Kabul Express is loosely based on the experiences of Kabir Khan (who wrote and directed the film) when he was reporting from there. As the movie opens we see two Indian journalists, a reporter and cameraman, land by helicopter in Kabul. John Abraham is Suhel Khan and Arshad Warsi is Jai Kapoor.
Suhel is pretty and does push-ups against the rubble of a building, Jai is gruffly handsome and chain smokes. The two are falling over themselves to get some footage of any remnant Taliban, which would be worth a mint back home, and take off with a driver/fixer named Khyber (yes, like the pass). It’s Khyber’s vehicle that gives the film its title.
Before long on their trip, they are tricked and taken hostage by a Pakistani soldier turned Taliban named Imran. He is genuinely battle weary and all he wants to do is get back over the border and retire, hoping to catch a glimpse of his estranged daughter before the crossing, and so he uses the journalists for cover and the driver for his transport. The denouement of the film is about that journey and what happens to the unlikely quartet (later, quintet) en route.
As you might guess, under the stressful circumstances, conflict abounds. The Afghani driver and Pakistani kidnapper hate each other from the get-go, Jai gets irritated when Irfan keeps taking his cigarettes, but how are you going to argue with a man with an automatic rifle? Later, he tries to make chitchat, launching off the name Irfan to talk about cricket, but that road soon turns bumpy when Jai insists that Kapil Dev was a better cricketer than Irfan Khan, much to Irfan’s dissent.

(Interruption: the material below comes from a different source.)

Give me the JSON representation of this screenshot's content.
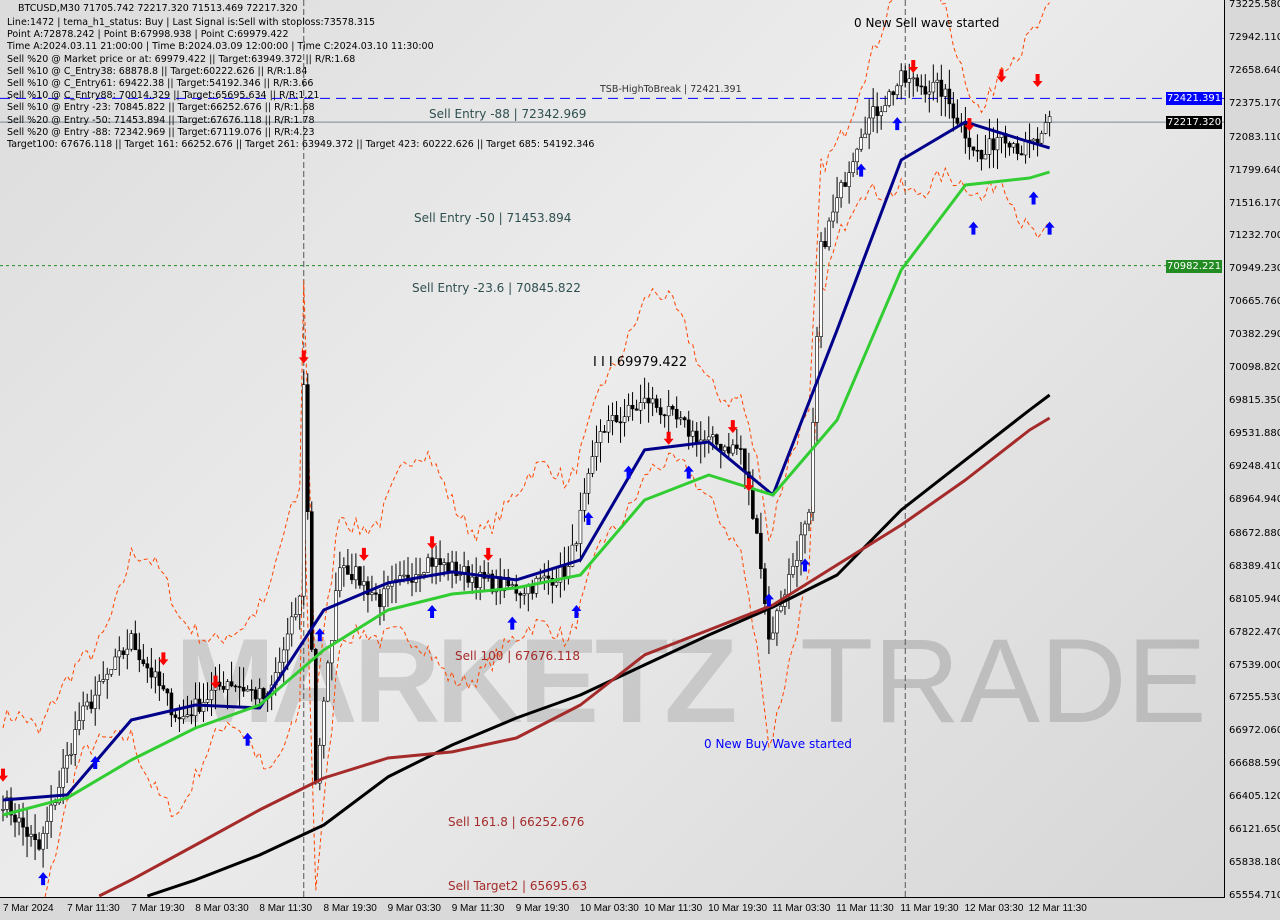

There are doublecrosses and close calls, and, as one commenter to this post has mentioned, an encounter with members of one Afghan segment of the population, the Hazaras, who are spoken of by one of the characters as being a particularly ruthless and violent group. This is a move that the director has since apologized for, but it was something that caused anger in parts of Afghanistan and Pakistan (where many Hazaras are settled) and led to a call for the film to be banned in Afghanistan. I don’t know enough about the history of Afghanistan and its people to say anything about this issue, but I guess the director tried to create dramatic tension by placing the characters in a situation where they would face some group of people they were supposed to fear, and I guess no matter who he wrote in the story, there would be offense taken (short of making up an ethnic group….).
John Abraham was o.k. in this film, somewhat of a lightweight, but Arshad Warsi owns this film, and the role is a great antidote to his Circuit from the Munnabhai films. He is totally believable as a camerman who is petrified of being killed and who is more interested in preserving his life, and his limited creature comfort (the ciggies), than getting a big story. He and John make a good pair of opposites here. And I loved Salman Shahid as the wily Imran, a character who has remarkable creativity and energy for the mission he’s on, regardless of the fact that he’s been fighting for years and is likely in his 50s. In some scenes, he looked to me like he could be Nana Patekar’s Dad, albeit a fleshier one.
See it or skip it?
See it. It’s a tightly made mainstream Hindi movie with no song-and-dance routines or costume changes, that is over within approximately 90 minutes.
And it’s a chance to vicariously see the blue skies and haunting, dry landscape of Afghanistan, and the gaping wounds of decimated buildings, cropping up like excavated ruins of centuries gone by. (Even the film’s website has some startlingly beautiful images.)